В их доме даже садовник из ольтеков, старый Коуон Короткое Ухо, и её няня Уруа...
Отец основал научное общество, назвал его «Теолькун», и собрал в него своих учеников и единомышленников. Тех, кто видели в ольтеках не дикарей, которых нужно уничтожить, а народ с уникальной и удивительной культурой. Он сам нарисовал этот знак, взяв его с того золотого диска, который когда-то подарил Эмбер. Герб его общества — солнце, лучи и глаз. И раз в неделю в их гостиной собирались его ученики и обсуждали письменность и рисунки. Последнее его увлечение – остатки пирамиды, которую он нашёл где-то в черте города, пирамиды, которая должна была дать ответы на все его вопросы…
Но не дала.
И когда он погиб… Когда люди Агиларов его убили, всё его наследие рассыпалось в прах. Насколько знала Эмбер, все единомышленники покинули общество, а его работы либо остались где-то в особняке, забытые и заброшенные всеми, либо пылились, может быть, в каких-нибудь архивах. Во всяком случае, в университетской газете, которую она иногда просматривала, больше не было колонки, посвящённой научным открытиям, которую вёл её отец. Ольтеки теперь никого не интересовали.

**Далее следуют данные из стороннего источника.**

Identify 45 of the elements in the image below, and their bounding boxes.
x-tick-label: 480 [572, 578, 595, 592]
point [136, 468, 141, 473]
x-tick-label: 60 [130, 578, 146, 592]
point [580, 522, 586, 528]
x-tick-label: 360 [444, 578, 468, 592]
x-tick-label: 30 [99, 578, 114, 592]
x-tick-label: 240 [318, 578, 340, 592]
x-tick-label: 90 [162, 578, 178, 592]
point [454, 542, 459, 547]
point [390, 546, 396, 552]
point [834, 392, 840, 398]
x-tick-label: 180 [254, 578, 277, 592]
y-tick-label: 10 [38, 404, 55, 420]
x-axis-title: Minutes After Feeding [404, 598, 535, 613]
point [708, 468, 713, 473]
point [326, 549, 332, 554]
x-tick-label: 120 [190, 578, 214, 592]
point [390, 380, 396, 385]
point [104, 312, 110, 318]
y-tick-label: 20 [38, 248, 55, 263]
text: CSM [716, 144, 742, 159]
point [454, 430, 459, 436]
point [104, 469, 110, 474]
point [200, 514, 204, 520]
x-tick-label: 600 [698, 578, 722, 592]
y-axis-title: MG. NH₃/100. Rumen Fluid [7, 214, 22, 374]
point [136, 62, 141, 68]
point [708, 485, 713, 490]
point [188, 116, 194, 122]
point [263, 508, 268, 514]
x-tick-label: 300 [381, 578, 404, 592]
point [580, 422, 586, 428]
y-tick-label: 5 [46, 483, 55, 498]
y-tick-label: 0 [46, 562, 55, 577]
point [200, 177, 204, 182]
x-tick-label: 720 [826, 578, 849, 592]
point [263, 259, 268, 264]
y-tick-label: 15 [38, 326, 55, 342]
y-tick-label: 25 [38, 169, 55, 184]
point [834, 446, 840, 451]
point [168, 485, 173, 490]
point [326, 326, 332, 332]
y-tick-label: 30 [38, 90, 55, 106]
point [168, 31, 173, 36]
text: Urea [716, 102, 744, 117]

Так откуда карточка с этим солнцем у сеньора де Агилара? Откуда она появилась, спустя столько лет? И почему он спрашивает об этом у неё? Он удивлён, будто не знает того, что дон Алехандро стоял за уничтожением «Теолькуна»!
Все эти воспоминания всколыхнули старую боль и как-то разом окунули в прошлое, да так глубоко, что Эмбер едва не вздрогнула, услышав голос сеньора де Агилара:
− Ну вот и сенат!
Коляска остановилась. А Эмбер подумала, что уже упустила удобный момент для того, чтобы правдоподобно изобразить недомогание. Слишком многое разом всплыло в голове. И хотя сейчас ей хотелось убежать куда-нибудь и побыть одной, чтобы успокоить взбунтовавшееся сердце, но бежать было некуда. Да и стало вдруг незачем. Вслед за болью, ужалившей в сердце, память всколыхнула и совсем другое чувство…
Эта карточка в руках сеньора де Агилара заставила её вдруг вспомнить о том, что она хотела узнать правду и отомстить, а вовсе не бежать, трусливо поджав хвост. А сейчас она увидела в этом возможность.
«…поищешь в библиотеке геральдический альбом отца.»
Она поищет. Обязательно! В этом доме должны быть ответы на её вопросы.
Эмбер вылезла из коляски и остановилась, глядя на огромное здание с колоннами из зелёного мрамора и широкой лестницей.
− С твоего позволения, хефе, поскольку мне всё равно нельзя в святая святых, я скатаюсь в шляпный салон, − произнёс Морис, завязывая папку. – А заодно и загляну к сеньоре Паломе, вдруг она узнает этого… хм… поэта на портрете. Может, это и есть большой любитель хризантем?
− Хорошо, Морис, − сеньор де Агилар достал часы из жилетного кармана, взглянул на них и, быстрым движением захлопнув крышку, добавил, − это же не займёт больше двух часов? Тогда жди нас здесь. Идём, Эмерт.
Они вошли в здание и оказались в огромном вестибюле. Их окружили позолота и мрамор, гулкое эхо шагов, и под взглядами огромных портретов, на которых были изображены гранды сената, заседавшие здесь с самого его основания, они прошли к большим двустворчатым дверям, украшенным львиными мордами.
Створки услужливо распахнулись перед сеньором де Агиларом, будто ждали. И два швейцара замерли навытяжку, пропуская их во внутренний амфитеатр, где располагался основной зал заседаний.
Большой прозрачный купол пропускал много света, и на обходной галерее повсюду стояли горшки с пальмами, но, несмотря на изобилие зелени и солнца, окружающая обстановка произвела на Эмбер гнетущее впечатление.